Vick: Wir vermeiden die Szenenwechsel. Es ist schwierig, so viele Umbauten rechtzeitig und vor allem ohne Geräusche hinzubekommen. Hier haben wir es mit einer empfindlichen Partitur zu tun. Wenn wir uns in einem Traum oder in Aschenbachs Kopf befinden, kann er ruhig sagen, dass er in einer Gondel sitzt, ohne dass wir die Gondel sehen müssen.

In welcher Zeit siedeln Sie die Oper an: 1911, 1973 oder heute?
Vick: Definitiv nicht 1911, weil der Schatten von Viscontis Film so unglaublich lang ist.

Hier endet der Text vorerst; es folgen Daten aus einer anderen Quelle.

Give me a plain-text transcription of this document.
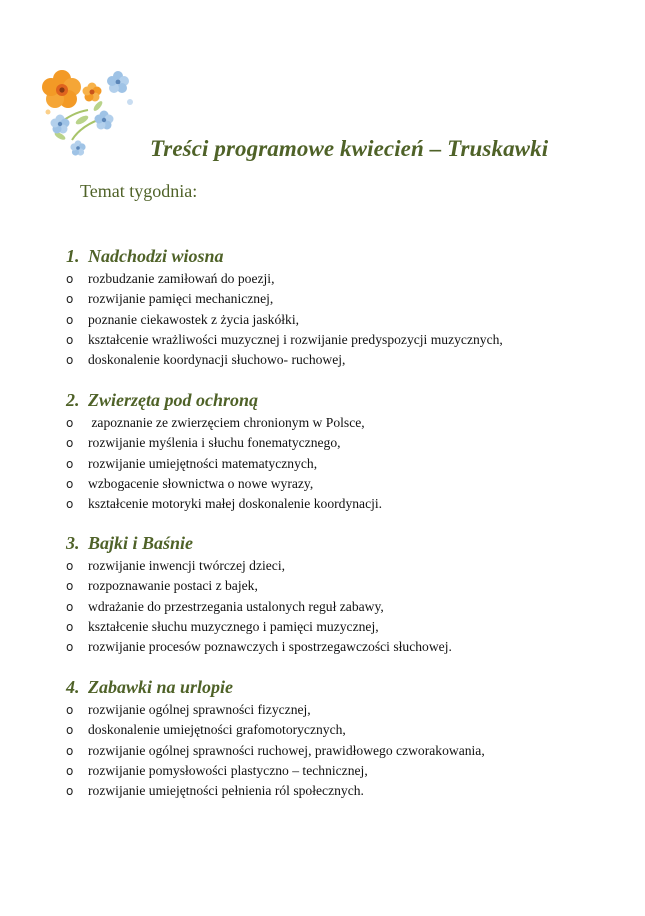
Treści programowe kwiecień – Truskawki
Temat tygodnia:
1. Nadchodzi wiosna
o rozbudzanie zamiłowań do poezji,
o rozwijanie pamięci mechanicznej,
o poznanie ciekawostek z życia jaskółki,
o kształcenie wrażliwości muzycznej i rozwijanie predyspozycji muzycznych,
o doskonalenie koordynacji słuchowo- ruchowej,
2. Zwierzęta pod ochroną
o zapoznanie ze zwierzęciem chronionym w Polsce,
o rozwijanie myślenia i słuchu fonematycznego,
o rozwijanie umiejętności matematycznych,
o wzbogacenie słownictwa o nowe wyrazy,
o kształcenie motoryki małej doskonalenie koordynacji.
3. Bajki i Baśnie
o rozwijanie inwencji twórczej dzieci,
o rozpoznawanie postaci z bajek,
o wdrażanie do przestrzegania ustalonych reguł zabawy,
o kształcenie słuchu muzycznego i pamięci muzycznej,
o rozwijanie procesów poznawczych i spostrzegawczości słuchowej.
4. Zabawki na urlopie
o rozwijanie ogólnej sprawności fizycznej,
o doskonalenie umiejętności grafomotorycznych,
o rozwijanie ogólnej sprawności ruchowej, prawidłowego czworakowania,
o rozwijanie pomysłowości plastyczno – technicznej,
o rozwijanie umiejętności pełnienia ról społecznych.
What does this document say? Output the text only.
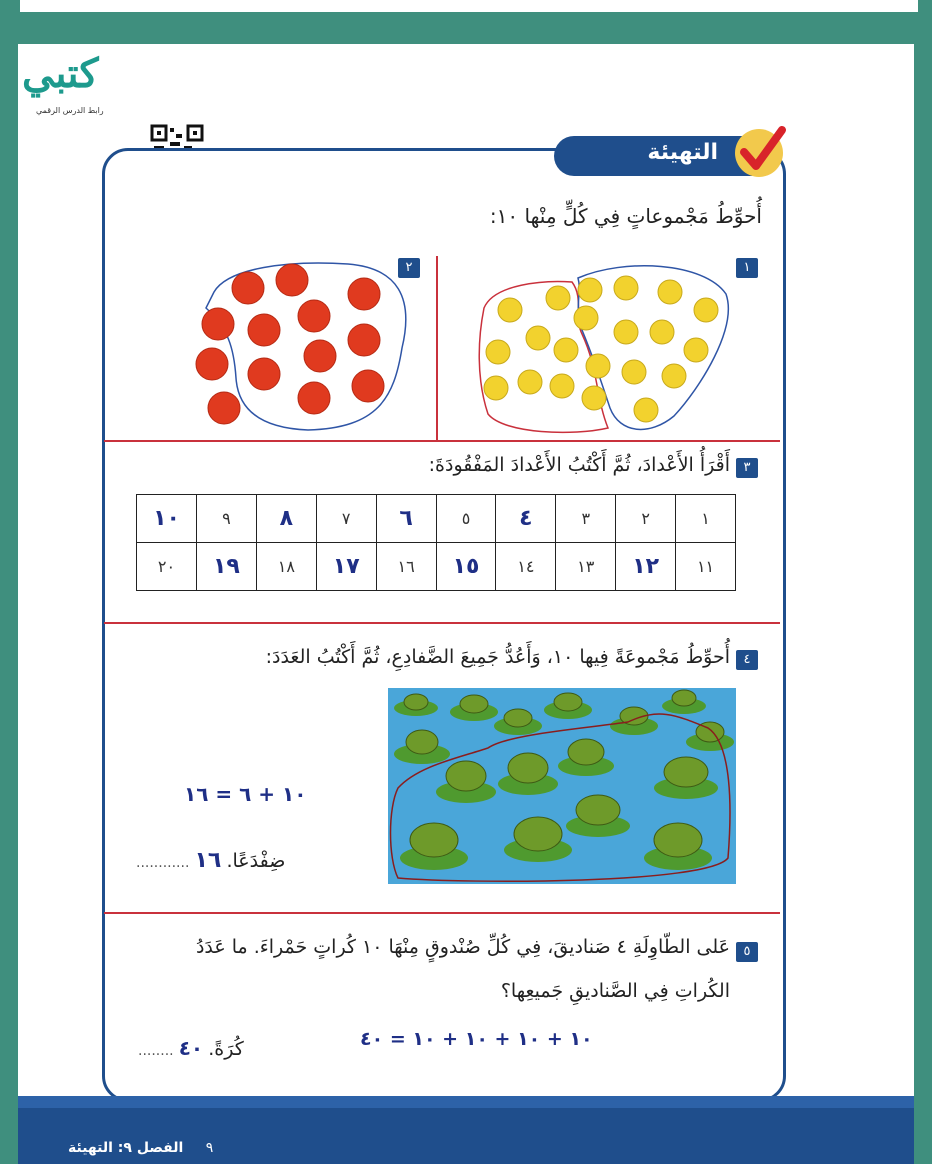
كتبي
رابط الدرس الرقمي
التهيئة
أُحوِّطُ مَجْموعاتٍ فِي كُلٍّ مِنْها ١٠:
٢	١
٣
أَقْرَأُ الأَعْدادَ، ثُمَّ أَكْتُبُ الأَعْدادَ المَفْقُودَةَ:
١	٢	٣	٤	٥	٦	٧	٨	٩	١٠
١١	١٢	١٣	١٤	١٥	١٦	١٧	١٨	١٩	٢٠
٤
أُحوِّطُ مَجْموعَةً فِيها ١٠، وَأَعُدُّ جَمِيعَ الضَّفادِعِ، ثُمَّ أَكْتُبُ العَدَدَ:
١٠ + ٦ = ١٦
ضِفْدَعًا. ١٦ ............
٥
عَلى الطّاوِلَةِ ٤ صَناديقَ، فِي كُلِّ صُنْدوقٍ مِنْهَا ١٠ كُراتٍ حَمْراءَ. ما عَدَدُ
الكُراتِ فِي الصَّناديقِ جَميعِها؟
١٠ + ١٠ + ١٠ + ١٠ = ٤٠
كُرَةً. ٤٠ ........
٩ الفصل ٩: التهيئة
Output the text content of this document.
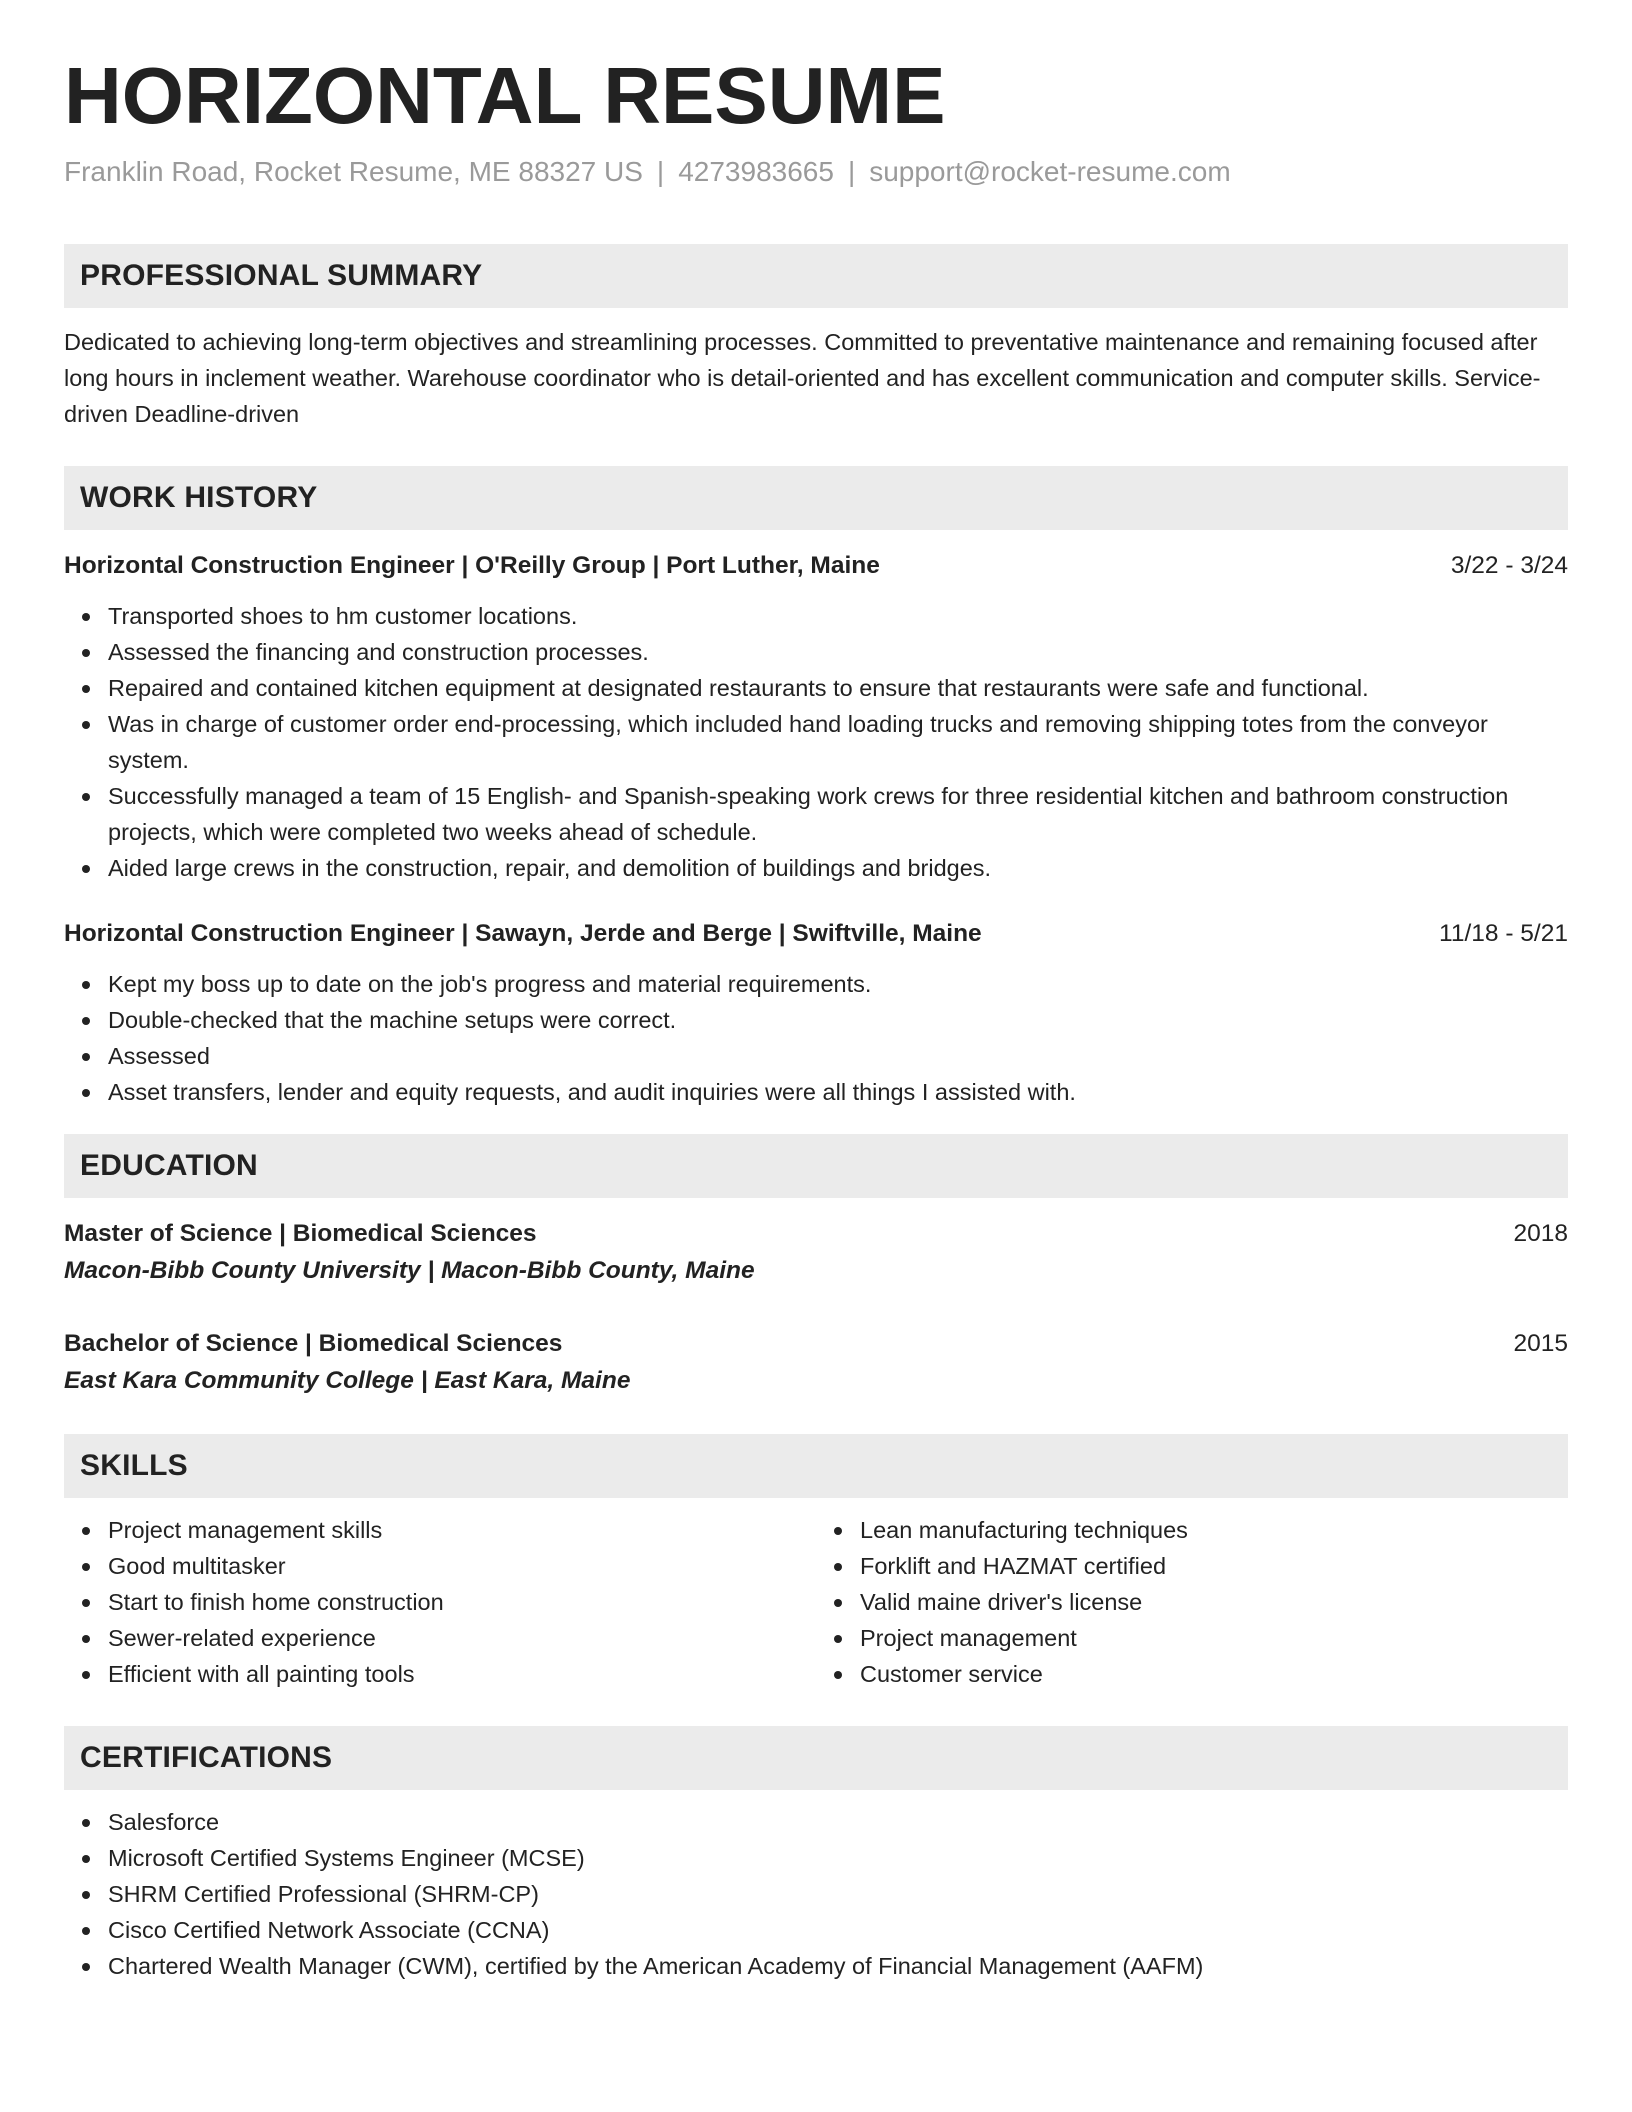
HORIZONTAL RESUME
Franklin Road, Rocket Resume, ME 88327 US | 4273983665 | support@rocket-resume.com
PROFESSIONAL SUMMARY
Dedicated to achieving long-term objectives and streamlining processes. Committed to preventative maintenance and remaining focused after long hours in inclement weather. Warehouse coordinator who is detail-oriented and has excellent communication and computer skills. Service-driven Deadline-driven
WORK HISTORY
Horizontal Construction Engineer | O'Reilly Group | Port Luther, Maine	3/22 - 3/24
Transported shoes to hm customer locations.
Assessed the financing and construction processes.
Repaired and contained kitchen equipment at designated restaurants to ensure that restaurants were safe and functional.
Was in charge of customer order end-processing, which included hand loading trucks and removing shipping totes from the conveyor system.
Successfully managed a team of 15 English- and Spanish-speaking work crews for three residential kitchen and bathroom construction projects, which were completed two weeks ahead of schedule.
Aided large crews in the construction, repair, and demolition of buildings and bridges.
Horizontal Construction Engineer | Sawayn, Jerde and Berge | Swiftville, Maine	11/18 - 5/21
Kept my boss up to date on the job's progress and material requirements.
Double-checked that the machine setups were correct.
Assessed
Asset transfers, lender and equity requests, and audit inquiries were all things I assisted with.
EDUCATION
Master of Science | Biomedical Sciences	2018
Macon-Bibb County University | Macon-Bibb County, Maine
Bachelor of Science | Biomedical Sciences	2015
East Kara Community College | East Kara, Maine
SKILLS
Project management skills
Good multitasker
Start to finish home construction
Sewer-related experience
Efficient with all painting tools
Lean manufacturing techniques
Forklift and HAZMAT certified
Valid maine driver's license
Project management
Customer service
CERTIFICATIONS
Salesforce
Microsoft Certified Systems Engineer (MCSE)
SHRM Certified Professional (SHRM-CP)
Cisco Certified Network Associate (CCNA)
Chartered Wealth Manager (CWM), certified by the American Academy of Financial Management (AAFM)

Runnicles: Ich liebe den Film, aber ich glaube, dass er Thomas Manns Novelle gar nicht gut getan hat. Daher kommt die Konzentration auf das Thema Homosexualität, er führt Aschenbach als perversen alten Mann vor. Es gibt doch nichts Schlimmeres, als wenn der Zuschauer in der Oper den Eindruck hat, dass die Oper nichts mit ihm zu tun hat. Ein alter Mann, der einem Jungen nachstellt, ist kein Thema für eine große Oper. Was man aus dieser vielschichtigen Oper herausfiltern kann, geht doch so weit darüber hinaus. Sie fragt zum Beispiel: Sollte man von den verbotenen Früchten kosten? Es ist vielleicht die persönlichste Oper, die Britten je geschrieben hat.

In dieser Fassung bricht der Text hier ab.